If it is a compulsory arbitration, that is to say, there is another line failure in the Beijing branch and the Tianjin branch, but the Beijing branch has talked to the leaders of the Ministry of Industry and Commerce. Leaders, ah, our side is more important today, you listen to us. So the leader of the Ministry of Industry and Commerce said, well, since you are in a hurry to listen to you today, and then the Beijing branch and leaders have finished reporting their work, well, the Beijing branch can now provide normal services. But I will inform it later in Tianjin, telling him that I have listened to Beijing today and that you will have a day off tomorrow.

After arriving at the 2012R2, once this kind of compulsory arbitration occurs, there is no need to notify Tianjin and tell him not to open it tomorrow. After the 2012R2, once Tianjin detects that compulsory arbitration has taken place in Beijing, Tianjin will not start it automatically. It will know that there is already a compulsory arbitration operation on this side of Beijing, and I should abide by its operation.

If you use the Lowerquorumprioritynodeid attribute, or the Site preferred attribute in 2016, that is to say, the Industry and Commerce Bureau has laid down the rules beforehand, when there are two people in Beijing and Tianjin, and there are no fat people, I should not listen to anyone, for example, if Lowerquorumprioritynodeid is a node in Tianjin, that is to say, when a brain fissure occurs, Beijing's automatic service will be promoted directly to provide services to the outside world.

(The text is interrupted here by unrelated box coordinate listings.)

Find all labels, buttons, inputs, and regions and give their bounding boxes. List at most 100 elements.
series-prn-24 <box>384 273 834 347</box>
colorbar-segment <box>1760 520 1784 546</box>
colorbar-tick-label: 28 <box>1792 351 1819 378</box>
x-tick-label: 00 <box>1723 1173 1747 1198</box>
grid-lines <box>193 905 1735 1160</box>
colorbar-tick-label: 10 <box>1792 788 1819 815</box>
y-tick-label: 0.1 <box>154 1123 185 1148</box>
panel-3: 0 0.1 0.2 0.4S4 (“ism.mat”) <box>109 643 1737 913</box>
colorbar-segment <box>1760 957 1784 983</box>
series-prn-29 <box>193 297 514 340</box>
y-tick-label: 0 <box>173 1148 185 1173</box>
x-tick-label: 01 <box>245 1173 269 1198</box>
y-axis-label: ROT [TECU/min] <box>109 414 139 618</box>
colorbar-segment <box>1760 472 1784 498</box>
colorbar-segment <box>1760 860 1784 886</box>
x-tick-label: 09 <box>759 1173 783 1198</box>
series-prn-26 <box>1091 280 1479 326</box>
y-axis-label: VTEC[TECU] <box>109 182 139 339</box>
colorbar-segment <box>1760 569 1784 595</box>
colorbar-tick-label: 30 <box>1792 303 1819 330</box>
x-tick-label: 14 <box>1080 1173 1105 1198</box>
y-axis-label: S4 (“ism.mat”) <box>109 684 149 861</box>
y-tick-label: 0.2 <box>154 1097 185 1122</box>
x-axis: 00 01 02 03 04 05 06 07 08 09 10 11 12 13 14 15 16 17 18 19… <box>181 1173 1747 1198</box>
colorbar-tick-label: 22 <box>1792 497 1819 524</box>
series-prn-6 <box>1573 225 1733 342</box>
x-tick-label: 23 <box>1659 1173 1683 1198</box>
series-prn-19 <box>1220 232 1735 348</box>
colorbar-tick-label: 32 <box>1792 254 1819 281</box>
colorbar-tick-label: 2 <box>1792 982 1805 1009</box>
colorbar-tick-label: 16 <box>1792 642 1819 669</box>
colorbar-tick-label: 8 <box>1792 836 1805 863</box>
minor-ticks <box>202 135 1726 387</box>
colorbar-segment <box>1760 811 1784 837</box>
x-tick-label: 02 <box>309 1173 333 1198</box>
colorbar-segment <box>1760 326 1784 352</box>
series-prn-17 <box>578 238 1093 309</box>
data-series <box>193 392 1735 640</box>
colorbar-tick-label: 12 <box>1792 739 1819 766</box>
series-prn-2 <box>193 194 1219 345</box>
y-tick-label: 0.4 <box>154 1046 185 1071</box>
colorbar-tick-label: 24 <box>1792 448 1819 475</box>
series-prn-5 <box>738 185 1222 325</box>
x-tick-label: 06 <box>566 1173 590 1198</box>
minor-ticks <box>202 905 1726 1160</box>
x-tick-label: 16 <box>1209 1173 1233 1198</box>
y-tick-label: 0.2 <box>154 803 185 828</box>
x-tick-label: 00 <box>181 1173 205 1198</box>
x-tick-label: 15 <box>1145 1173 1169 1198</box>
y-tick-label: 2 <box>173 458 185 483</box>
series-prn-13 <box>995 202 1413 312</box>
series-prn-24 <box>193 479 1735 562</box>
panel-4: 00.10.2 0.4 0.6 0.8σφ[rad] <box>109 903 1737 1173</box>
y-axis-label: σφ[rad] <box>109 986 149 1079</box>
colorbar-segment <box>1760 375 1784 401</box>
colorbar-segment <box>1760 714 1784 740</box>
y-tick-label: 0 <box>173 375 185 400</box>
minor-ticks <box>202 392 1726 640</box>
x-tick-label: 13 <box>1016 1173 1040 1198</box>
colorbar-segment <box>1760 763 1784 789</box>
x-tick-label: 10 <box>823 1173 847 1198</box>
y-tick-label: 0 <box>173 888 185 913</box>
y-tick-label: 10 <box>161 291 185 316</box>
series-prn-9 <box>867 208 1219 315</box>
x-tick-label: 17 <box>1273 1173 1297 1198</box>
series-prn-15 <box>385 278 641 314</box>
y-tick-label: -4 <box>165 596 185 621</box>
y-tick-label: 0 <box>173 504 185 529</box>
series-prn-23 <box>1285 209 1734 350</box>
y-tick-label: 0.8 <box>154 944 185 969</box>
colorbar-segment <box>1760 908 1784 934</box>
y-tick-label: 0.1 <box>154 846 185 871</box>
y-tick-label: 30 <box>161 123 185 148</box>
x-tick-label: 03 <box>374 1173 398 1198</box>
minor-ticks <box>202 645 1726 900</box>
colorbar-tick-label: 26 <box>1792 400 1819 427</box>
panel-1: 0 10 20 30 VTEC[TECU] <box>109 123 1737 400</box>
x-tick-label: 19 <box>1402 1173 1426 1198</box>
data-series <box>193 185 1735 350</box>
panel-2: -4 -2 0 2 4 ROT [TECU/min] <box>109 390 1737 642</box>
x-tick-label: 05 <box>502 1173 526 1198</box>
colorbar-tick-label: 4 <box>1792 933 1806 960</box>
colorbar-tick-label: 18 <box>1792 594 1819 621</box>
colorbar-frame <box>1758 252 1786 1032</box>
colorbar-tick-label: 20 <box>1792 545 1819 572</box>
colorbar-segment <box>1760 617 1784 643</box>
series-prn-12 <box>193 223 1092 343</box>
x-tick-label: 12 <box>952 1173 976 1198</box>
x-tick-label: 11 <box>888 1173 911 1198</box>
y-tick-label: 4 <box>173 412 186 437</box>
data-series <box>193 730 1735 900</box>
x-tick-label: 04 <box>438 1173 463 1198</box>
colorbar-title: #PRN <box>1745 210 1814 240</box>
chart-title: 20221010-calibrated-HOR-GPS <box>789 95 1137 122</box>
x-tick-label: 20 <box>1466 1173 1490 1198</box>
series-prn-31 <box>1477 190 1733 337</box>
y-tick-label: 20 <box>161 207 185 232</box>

The above is a brief introduction of Lao Wang's basic knowledge of WSFC. I hope all my friends can have their own harvest. The foundation of the theory has been finished. In the next part, Lao Wang will use a set of 2008R2 environment to implement the true form of group arbitration and the correct way to deal with it.

Welcome to subscribe "Shulou Technology Information " to get latest news, interesting things and hot topics in the IT industry, and controls the hottest and latest Internet news, technology news and IT industry trends.

*The comments in the above article only represent the author's personal views and do not represent the views and positions of this website. If you have more insights, please feel free to contribute and share.